As with Audible, you can also buy audiobooks individually, but we found it more expensive to do this on Kobo. For example, Fire and Fury by Michael Wolff is US$21.31/£17.49/AU$31.21 on Audible at the time of writing, but is US$21.59/£19.99/AU$35.99 on Kobo.
If you’re planning to read big name titles every month and want a subscription package, Kobo's affordable package may suit you well, but if you’re planning to buy titles separately you may want to look elsewhere.
A brilliant selection of public domain audiobooks to download free
In contrast to Audible, LibriVox is completely free of charge. This, of course, means making compromises. You won't be able to download the latest bestsellers here, and the library of titles is rather smaller than Audible's.
You're limited to public domain audiobooks, but there are still thousands to choose from. Many of the books included here are classics that are now out of copyright, and LibriVox gives you the choice of downloading audiobooks so you can copy them to any device you want, or just listening to them online.
While audiobooks on Audible are often read by celebrities or the authors, audiobooks on LibriVox are read by volunteers from around the world – and you can offer to take part if you have the time and want to support the community.
There are mobile apps available, so you can access your books from your smartphone. The reliance on public domain titles means LibriVox is a little limited, and the quality of recordings varies, but for classics, it's a great resource.
Premium audiobooks from one of the biggest producers around
Like Audible, Downpour is a subscription-based service.
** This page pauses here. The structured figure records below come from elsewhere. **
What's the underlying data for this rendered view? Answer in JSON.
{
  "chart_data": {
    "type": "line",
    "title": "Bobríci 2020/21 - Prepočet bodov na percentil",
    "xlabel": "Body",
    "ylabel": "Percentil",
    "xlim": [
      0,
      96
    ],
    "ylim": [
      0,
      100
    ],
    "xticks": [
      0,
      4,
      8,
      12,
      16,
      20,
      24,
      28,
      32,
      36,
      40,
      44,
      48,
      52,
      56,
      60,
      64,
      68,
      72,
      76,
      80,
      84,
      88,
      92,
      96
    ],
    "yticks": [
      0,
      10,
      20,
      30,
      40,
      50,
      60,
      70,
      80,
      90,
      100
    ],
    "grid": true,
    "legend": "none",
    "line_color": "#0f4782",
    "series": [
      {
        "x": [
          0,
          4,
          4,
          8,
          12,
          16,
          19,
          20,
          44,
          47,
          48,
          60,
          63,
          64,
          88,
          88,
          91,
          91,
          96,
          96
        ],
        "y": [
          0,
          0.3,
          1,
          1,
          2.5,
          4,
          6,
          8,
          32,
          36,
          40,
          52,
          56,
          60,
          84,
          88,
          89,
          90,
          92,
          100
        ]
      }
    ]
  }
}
For US$12.99 (about £10, AU$15) per month, your subscription buys you one credit, which should be enough to buy one audiobook. If you need more credits because you want more than one book per month, or you want a book that costs more than one credit, you can buy more credits as and when necessary. If you cancel your subscription, you can keep your books.
Downpour is the work of Blackstone Audio – producer of many, many audiobooks, and offers an impressive selection of titles. Some audiobooks are only available to buy in the US, but there's still a good choice for listeners in the rest of the world, and there's even the option of renting audiobooks.
Downpour offers a mobile app, but unlike Audible this only allows for playback, not purchasing, so you'll have to stock up on books via the website first.